Both of Nvidia’s recent architectures have a large L1 cache private to each SM, but Ada Lovelace substantially expands the L2 cache. Ampere had a conventionally sized 6 MB L2, but AD102 packs 96 MB of L2. The RTX 4090 has 72 MB of that L2 cache enabled.

AMD 的 RDNA2 架构使用4层设计的缓存结构,最后一层是Infinity Cache堆叠。Ada Lovelace在L2延迟上相对Ampere有所降低,但是还是不及RDNA2的L2,但是要比Infinity Cache的延迟低。NV用一级缓存就填补了AMD的L2和Infinity Cache两级缓存作用。

Bandwidth

Single Group

RDNA2 在进入L2及以后的部分,带宽要优于Ada Lovelace,同时优于Ampere。Ada Lovelace在这部分相较于Ampere还是有提升的。RDNA2 相比较而言,更擅长处理低占用率的情况。

Groups Scale

对于NV的L2 Cache带宽和AMD的Infinity Cache带宽,在低占用的情况下(< 24),RDNA2 保持优势,在高占用的情况下,NV则占据上风。同时在全部的情况下,Ada Lovelace的带宽都要优于Ampere。
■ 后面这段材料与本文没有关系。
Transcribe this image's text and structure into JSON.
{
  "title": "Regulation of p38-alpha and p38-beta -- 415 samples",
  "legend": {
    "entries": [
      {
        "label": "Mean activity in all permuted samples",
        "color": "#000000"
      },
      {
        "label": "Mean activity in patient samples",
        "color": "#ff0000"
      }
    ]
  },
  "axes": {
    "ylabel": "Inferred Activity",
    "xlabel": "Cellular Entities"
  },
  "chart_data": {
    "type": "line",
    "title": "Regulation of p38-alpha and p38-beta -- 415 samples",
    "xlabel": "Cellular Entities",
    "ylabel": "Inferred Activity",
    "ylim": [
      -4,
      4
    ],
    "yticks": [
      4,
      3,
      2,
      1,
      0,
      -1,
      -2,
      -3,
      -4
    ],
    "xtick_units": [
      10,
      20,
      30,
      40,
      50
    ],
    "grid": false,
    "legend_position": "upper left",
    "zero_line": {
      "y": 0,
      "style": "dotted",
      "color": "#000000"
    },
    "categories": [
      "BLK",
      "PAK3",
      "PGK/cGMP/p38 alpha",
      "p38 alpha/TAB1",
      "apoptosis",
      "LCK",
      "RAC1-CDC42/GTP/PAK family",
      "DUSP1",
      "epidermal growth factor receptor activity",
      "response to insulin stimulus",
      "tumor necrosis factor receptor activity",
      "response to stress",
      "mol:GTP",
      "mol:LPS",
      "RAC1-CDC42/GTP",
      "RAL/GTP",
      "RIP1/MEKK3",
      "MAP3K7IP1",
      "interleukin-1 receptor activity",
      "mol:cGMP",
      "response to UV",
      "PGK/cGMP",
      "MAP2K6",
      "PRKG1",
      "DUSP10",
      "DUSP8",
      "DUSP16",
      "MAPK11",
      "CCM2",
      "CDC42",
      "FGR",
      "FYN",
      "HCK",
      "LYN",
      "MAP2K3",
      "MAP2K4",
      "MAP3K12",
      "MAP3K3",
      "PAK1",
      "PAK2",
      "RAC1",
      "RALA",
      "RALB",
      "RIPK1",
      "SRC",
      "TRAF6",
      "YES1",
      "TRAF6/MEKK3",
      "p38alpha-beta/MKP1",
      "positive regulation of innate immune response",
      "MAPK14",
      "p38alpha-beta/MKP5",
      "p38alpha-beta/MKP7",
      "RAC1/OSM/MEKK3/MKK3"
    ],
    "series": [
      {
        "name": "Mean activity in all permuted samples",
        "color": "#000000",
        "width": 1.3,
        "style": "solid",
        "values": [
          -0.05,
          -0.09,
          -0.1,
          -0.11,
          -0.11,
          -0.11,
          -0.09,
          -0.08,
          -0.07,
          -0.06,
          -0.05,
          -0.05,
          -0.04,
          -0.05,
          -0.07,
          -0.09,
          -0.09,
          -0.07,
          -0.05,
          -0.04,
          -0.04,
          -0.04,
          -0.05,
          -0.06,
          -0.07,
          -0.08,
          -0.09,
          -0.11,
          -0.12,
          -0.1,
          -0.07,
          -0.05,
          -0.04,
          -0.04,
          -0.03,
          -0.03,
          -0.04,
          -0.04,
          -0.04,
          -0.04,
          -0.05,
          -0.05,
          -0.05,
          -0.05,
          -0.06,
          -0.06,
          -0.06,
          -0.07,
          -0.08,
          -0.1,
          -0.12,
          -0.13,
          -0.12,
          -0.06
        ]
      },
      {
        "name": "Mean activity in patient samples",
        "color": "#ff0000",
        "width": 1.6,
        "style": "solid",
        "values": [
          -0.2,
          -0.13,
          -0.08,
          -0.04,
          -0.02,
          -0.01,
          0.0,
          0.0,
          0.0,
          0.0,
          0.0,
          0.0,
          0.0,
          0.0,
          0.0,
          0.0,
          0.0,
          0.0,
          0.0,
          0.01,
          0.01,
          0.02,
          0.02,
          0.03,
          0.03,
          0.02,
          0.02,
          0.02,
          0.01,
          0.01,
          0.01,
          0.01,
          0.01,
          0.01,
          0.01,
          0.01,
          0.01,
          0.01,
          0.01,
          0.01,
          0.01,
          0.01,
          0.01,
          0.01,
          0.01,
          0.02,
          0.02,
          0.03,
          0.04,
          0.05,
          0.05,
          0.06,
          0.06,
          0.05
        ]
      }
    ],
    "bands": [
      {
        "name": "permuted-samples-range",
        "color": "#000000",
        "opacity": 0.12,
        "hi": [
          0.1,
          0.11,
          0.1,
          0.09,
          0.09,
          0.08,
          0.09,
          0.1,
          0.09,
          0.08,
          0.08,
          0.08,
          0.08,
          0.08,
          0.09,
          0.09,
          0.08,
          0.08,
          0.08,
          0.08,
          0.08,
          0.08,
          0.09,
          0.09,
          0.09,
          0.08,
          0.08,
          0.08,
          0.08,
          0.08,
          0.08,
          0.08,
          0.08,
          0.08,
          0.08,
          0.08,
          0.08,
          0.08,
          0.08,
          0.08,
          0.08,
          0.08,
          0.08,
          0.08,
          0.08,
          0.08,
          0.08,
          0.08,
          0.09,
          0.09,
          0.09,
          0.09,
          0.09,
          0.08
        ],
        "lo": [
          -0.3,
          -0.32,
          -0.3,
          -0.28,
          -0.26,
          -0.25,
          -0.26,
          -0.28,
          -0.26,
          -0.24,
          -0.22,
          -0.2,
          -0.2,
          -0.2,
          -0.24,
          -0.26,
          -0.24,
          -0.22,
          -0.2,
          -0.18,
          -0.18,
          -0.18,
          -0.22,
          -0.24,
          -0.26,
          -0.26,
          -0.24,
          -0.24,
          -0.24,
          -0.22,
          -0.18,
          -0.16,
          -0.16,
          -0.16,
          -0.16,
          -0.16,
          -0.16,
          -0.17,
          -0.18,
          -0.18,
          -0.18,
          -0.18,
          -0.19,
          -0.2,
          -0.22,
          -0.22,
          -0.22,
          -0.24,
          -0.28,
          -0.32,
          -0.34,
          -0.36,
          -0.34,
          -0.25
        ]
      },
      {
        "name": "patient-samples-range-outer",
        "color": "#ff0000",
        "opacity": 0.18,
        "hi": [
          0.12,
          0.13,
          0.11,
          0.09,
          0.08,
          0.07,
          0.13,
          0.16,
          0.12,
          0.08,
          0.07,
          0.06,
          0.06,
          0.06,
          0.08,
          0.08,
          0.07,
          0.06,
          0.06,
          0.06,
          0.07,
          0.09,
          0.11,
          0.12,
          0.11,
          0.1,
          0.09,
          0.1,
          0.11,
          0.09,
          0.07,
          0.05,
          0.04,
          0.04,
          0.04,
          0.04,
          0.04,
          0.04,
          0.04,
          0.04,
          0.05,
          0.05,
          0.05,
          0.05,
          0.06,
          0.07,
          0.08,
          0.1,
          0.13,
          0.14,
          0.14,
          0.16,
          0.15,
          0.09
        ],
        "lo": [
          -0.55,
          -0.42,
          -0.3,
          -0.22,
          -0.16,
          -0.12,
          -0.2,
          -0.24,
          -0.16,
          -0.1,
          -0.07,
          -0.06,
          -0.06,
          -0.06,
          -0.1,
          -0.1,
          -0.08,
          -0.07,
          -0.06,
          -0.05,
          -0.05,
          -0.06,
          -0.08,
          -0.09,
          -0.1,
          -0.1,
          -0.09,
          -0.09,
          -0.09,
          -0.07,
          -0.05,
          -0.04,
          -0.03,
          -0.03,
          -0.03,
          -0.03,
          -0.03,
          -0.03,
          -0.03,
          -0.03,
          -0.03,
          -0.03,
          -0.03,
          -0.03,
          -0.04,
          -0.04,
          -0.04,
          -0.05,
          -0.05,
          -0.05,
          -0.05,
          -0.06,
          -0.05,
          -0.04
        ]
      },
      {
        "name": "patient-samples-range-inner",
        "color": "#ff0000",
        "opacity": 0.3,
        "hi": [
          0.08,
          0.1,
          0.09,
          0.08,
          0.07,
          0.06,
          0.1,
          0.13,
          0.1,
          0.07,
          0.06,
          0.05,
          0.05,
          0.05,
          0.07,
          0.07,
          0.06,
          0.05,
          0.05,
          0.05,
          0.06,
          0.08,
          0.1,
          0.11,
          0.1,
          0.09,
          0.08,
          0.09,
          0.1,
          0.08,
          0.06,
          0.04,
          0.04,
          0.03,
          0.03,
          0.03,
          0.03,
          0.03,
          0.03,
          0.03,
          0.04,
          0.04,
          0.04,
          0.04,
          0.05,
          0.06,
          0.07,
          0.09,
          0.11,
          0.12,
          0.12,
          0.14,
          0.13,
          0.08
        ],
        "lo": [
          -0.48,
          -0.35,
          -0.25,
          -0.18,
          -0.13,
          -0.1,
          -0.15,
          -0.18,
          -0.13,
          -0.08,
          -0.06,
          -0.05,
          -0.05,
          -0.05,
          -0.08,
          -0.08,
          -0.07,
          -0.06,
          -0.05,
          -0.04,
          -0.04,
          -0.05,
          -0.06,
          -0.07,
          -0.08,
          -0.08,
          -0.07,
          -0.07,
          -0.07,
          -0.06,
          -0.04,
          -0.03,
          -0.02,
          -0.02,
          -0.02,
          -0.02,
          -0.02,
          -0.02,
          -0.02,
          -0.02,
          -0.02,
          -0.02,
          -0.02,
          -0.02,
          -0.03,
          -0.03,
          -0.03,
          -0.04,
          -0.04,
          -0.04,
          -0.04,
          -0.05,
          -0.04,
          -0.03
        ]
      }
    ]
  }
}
At high occupancy, Ampere had a decent advantage over RDNA 2, but Ada Lovelace takes it a step further. RDNA 2’s L2 and Infinity Cache are both at a clear disadvantage against Lovelace’s L2.

当测试超出L2 Cache时,上面描述的情况更显著,只是Ada Lovelace 的scale up 的速度不及Ampere。但是这并不会影响很大,因为Ada Lovelace拥有更大的L2容量,对VRAM的访问会更少。

VRAM bandwidth also hasn’t dramatically increased over Ampere, but both Nvidia cards still have a ton of bandwidth in absolute terms. For perspective, they have almost as much theoretical VRAM bandwidth as AMD’s Radeon VII, which has a HBM2 based VRAM subsystem.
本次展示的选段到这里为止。